Various Artists

Doctors, Professors, Kings & Queens (Shout! Factory)

Doctors, Professors, Kings & Queens doesn't aim to be a mere survey of Crescent City music, let alone a definitive one. Rather, this four-disc collection wants to convey the vibe of the city itself; it wants to be the next best thing to being there, a Big Ol' Box of New Orleans right there in your own home.

Many of the set's 85 tracks celebrate everything about the city, from the French Quarter and Mardi Gras to local cuisine and the insufferable summer heat. But much of the music appeals to the primary tourist appeal of N'awlins: partying. The overall compulsion to, as Anders Osborne describes, get "Stoned, Drunk, & Naked."

And the good times roll, with groups such as the Wild Magnolias thundering through "Party" like a go-go band caught in a herd of stampeding buffalo. Still, there's limited appeal to hearing someone else go on about how fucked up he got the weekend you had to work or about some out-of-this-world plate of red beans and rice that you'll never taste. What we want from art isn't just vicarious experience but also actual emotional connections of our own.

The best songs push more universal buttons -- Aaron Neville cooing "Tell It Like It Is," Huey (Piano) Smith spreading "The Rockin' Pneumonia & the Boogie Woogie Flu," Fats Domino insisting "I'm Walkin'" or Ernie K. Doe bitching about his "Mother-in-Law."

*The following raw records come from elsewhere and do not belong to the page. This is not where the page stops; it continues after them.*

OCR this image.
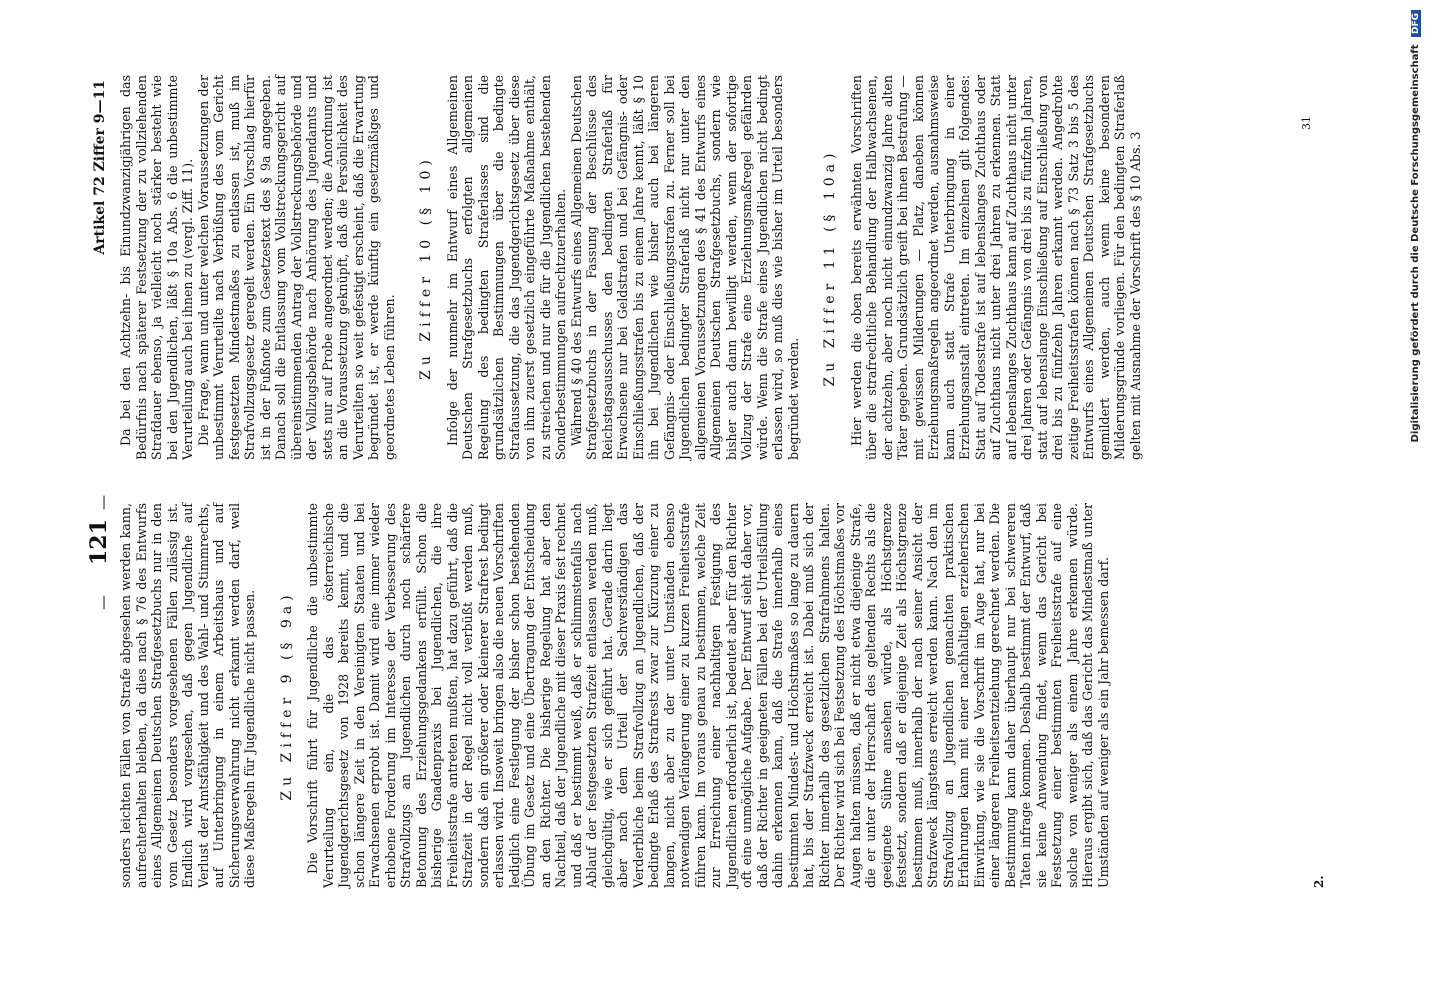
—
121
—
Artikel 72 Ziffer 9—11

sonders leichten Fällen von Strafe abgesehen werden kann, aufrechterhalten bleiben, da dies nach § 76 des Entwurfs eines Allgemeinen Deutschen Strafgesetzbuchs nur in den vom Gesetz besonders vorgesehenen Fällen zulässig ist. Endlich wird vorgesehen, daß gegen Jugendliche auf Verlust der Amtsfähigkeit und des Wahl- und Stimmrechts, auf Unterbringung in einem Arbeitshaus und auf Sicherungsverwahrung nicht erkannt werden darf, weil diese Maßregeln für Jugendliche nicht passen. Zu Ziffer 9 (§ 9a) Die Vorschrift führt für Jugendliche die unbestimmte Verurteilung ein, die das österreichische Jugendgerichtsgesetz von 1928 bereits kennt, und die schon längere Zeit in den Vereinigten Staaten und bei Erwachsenen erprobt ist. Damit wird eine immer wieder erhobene Forderung im Interesse der Verbesserung des Strafvollzugs an Jugendlichen durch noch schärfere Betonung des Erziehungsgedankens erfüllt. Schon die bisherige Gnadenpraxis bei Jugendlichen, die ihre Freiheitsstrafe antreten mußten, hat dazu geführt, daß die Strafzeit in der Regel nicht voll verbüßt werden muß, sondern daß ein größerer oder kleinerer Strafrest bedingt erlassen wird. Insoweit bringen also die neuen Vorschriften lediglich eine Festlegung der bisher schon bestehenden Übung im Gesetz und eine Übertragung der Entscheidung an den Richter. Die bisherige Regelung hat aber den Nachteil, daß der Jugendliche mit dieser Praxis fest rechnet und daß er bestimmt weiß, daß er schlimmstenfalls nach Ablauf der festgesetzten Strafzeit entlassen werden muß, gleichgültig, wie er sich geführt hat. Gerade darin liegt aber nach dem Urteil der Sachverständigen das Verderbliche beim Strafvollzug an Jugendlichen, daß der bedingte Erlaß des Strafrests zwar zur Kürzung einer zu langen, nicht aber zu der unter Umständen ebenso notwendigen Verlängerung einer zu kurzen Freiheitsstrafe führen kann. Im voraus genau zu bestimmen, welche Zeit zur Erreichung einer nachhaltigen Festigung des Jugendlichen erforderlich ist, bedeutet aber für den Richter oft eine unmögliche Aufgabe. Der Entwurf sieht daher vor, daß der Richter in geeigneten Fällen bei der Urteilsfällung dahin erkennen kann, daß die Strafe innerhalb eines bestimmten Mindest- und Höchstmaßes so lange zu dauern hat, bis der Strafzweck erreicht ist. Dabei muß sich der Richter innerhalb des gesetzlichen Strafrahmens halten. Der Richter wird sich bei Festsetzung des Höchstmaßes vor Augen halten müssen, daß er nicht etwa diejenige Strafe, die er unter der Herrschaft des geltenden Rechts als die geeignete Sühne ansehen würde, als Höchstgrenze festsetzt, sondern daß er diejenige Zeit als Höchstgrenze bestimmen muß, innerhalb der nach seiner Ansicht der Strafzweck längstens erreicht werden kann. Nach den im Strafvollzug an Jugendlichen gemachten praktischen Erfahrungen kann mit einer nachhaltigen erzieherischen Einwirkung, wie sie die Vorschrift im Auge hat, nur bei einer längeren Freiheitsentziehung gerechnet werden. Die Bestimmung kann daher überhaupt nur bei schwereren Taten infrage kommen. Deshalb bestimmt der Entwurf, daß sie keine Anwendung findet, wenn das Gericht bei Festsetzung einer bestimmten Freiheitsstrafe auf eine solche von weniger als einem Jahre erkennen würde. Hieraus ergibt sich, daß das Gericht das Mindestmaß unter Umständen auf weniger als ein Jahr bemessen darf.

Da bei den Achtzehn- bis Einundzwanzigjährigen das Bedürfnis nach späterer Festsetzung der zu vollziehenden Strafdauer ebenso, ja vielleicht noch stärker besteht wie bei den Jugendlichen, läßt § 10a Abs. 6 die unbestimmte Verurteilung auch bei ihnen zu (vergl. Ziff. 11). Die Frage, wann und unter welchen Voraussetzungen der unbestimmt Verurteilte nach Verbüßung des vom Gericht festgesetzten Mindestmaßes zu entlassen ist, muß im Strafvollzugsgesetz geregelt werden. Ein Vorschlag hierfür ist in der Fußnote zum Gesetzestext des § 9a angegeben. Danach soll die Entlassung vom Vollstreckungsgericht auf übereinstimmenden Antrag der Vollstreckungsbehörde und der Vollzugsbehörde nach Anhörung des Jugendamts und stets nur auf Probe angeordnet werden; die Anordnung ist an die Voraussetzung geknüpft, daß die Persönlichkeit des Verurteilten so weit gefestigt erscheint, daß die Erwartung begründet ist, er werde künftig ein gesetzmäßiges und geordnetes Leben führen. Zu Ziffer 10 (§ 10) Infolge der nunmehr im Entwurf eines Allgemeinen Deutschen Strafgesetzbuchs erfolgten allgemeinen Regelung des bedingten Straferlasses sind die grundsätzlichen Bestimmungen über die bedingte Strafaussetzung, die das Jugendgerichtsgesetz über diese von ihm zuerst gesetzlich eingeführte Maßnahme enthält, zu streichen und nur die für die Jugendlichen bestehenden Sonderbestimmungen aufrechtzuerhalten. Während § 40 des Entwurfs eines Allgemeinen Deutschen Strafgesetzbuchs in der Fassung der Beschlüsse des Reichstagsausschusses den bedingten Straferlaß für Erwachsene nur bei Geldstrafen und bei Gefängnis- oder Einschließungsstrafen bis zu einem Jahre kennt, läßt § 10 ihn bei Jugendlichen wie bisher auch bei längeren Gefängnis- oder Einschließungsstrafen zu. Ferner soll bei Jugendlichen bedingter Straferlaß nicht nur unter den allgemeinen Voraussetzungen des § 41 des Entwurfs eines Allgemeinen Deutschen Strafgesetzbuchs, sondern wie bisher auch dann bewilligt werden, wenn der sofortige Vollzug der Strafe eine Erziehungsmaßregel gefährden würde. Wenn die Strafe eines Jugendlichen nicht bedingt erlassen wird, so muß dies wie bisher im Urteil besonders begründet werden.

Zu Ziffer 11 (§ 10a) Hier werden die oben bereits erwähnten Vorschriften über die strafrechtliche Behandlung der Halbwachsenen, der achtzehn, aber noch nicht einundzwanzig Jahre alten Täter gegeben. Grundsätzlich greift bei ihnen Bestrafung — mit gewissen Milderungen — Platz, daneben können Erziehungsmaßregeln angeordnet werden, ausnahmsweise kann auch statt Strafe Unterbringung in einer Erziehungsanstalt eintreten. Im einzelnen gilt folgendes: Statt auf Todesstrafe ist auf lebenslanges Zuchthaus oder auf Zuchthaus nicht unter drei Jahren zu erkennen. Statt auf lebenslanges Zuchthaus kann auf Zuchthaus nicht unter drei Jahren oder Gefängnis von drei bis zu fünfzehn Jahren, statt auf lebenslange Einschließung auf Einschließung von drei bis zu fünfzehn Jahren erkannt werden. Angedrohte zeitige Freiheitsstrafen können nach § 73 Satz 3 bis 5 des Entwurfs eines Allgemeinen Deutschen Strafgesetzbuchs gemildert werden, auch wenn keine besonderen Milderungsgründe vorliegen. Für den bedingten Straferlaß gelten mit Ausnahme der Vorschrift des § 10 Abs. 3

2.
31	Digitalisierung gefördert durch die Deutsche Forschungsgemeinschaft DFG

Doctors, Professors includes examples of almost all of the music born in the Louisiana region -- hot jazz on down to Cajun and zydeco -- as well as the countless styles it has nurtured, from R&B acts such as the Neville Brothers to rock-&-rollers such as Lloyd Price to funketeers such as the Meters. But the focus is on an infectious and undeniably New Orleans rhythm -- this box set is nothing if not one long series of insanely proficient and raucous rhythm sections -- that connects most of these native sounds, more often than not, with a piano. It's to New Orleans, after all, that we owe that long line of piano-based acts that once dominated American pop music -- Jelly Roll Morton, Professor Longhair, Fats Domino, Little Richard and Dr. John -- but have since been supplanted by guitar heroes and turntablists. All of those New Orleans acts, with the possible exception of Little Richard, were also capable of playing it cool, no matter how blisteringly their bands performed. Each artist here conveys an infectious ebullience that doesn't rush and worry through life when problems arise so much as it simply strives to smile, change into a fresh shirt and float back out into the steamy, bouncing night.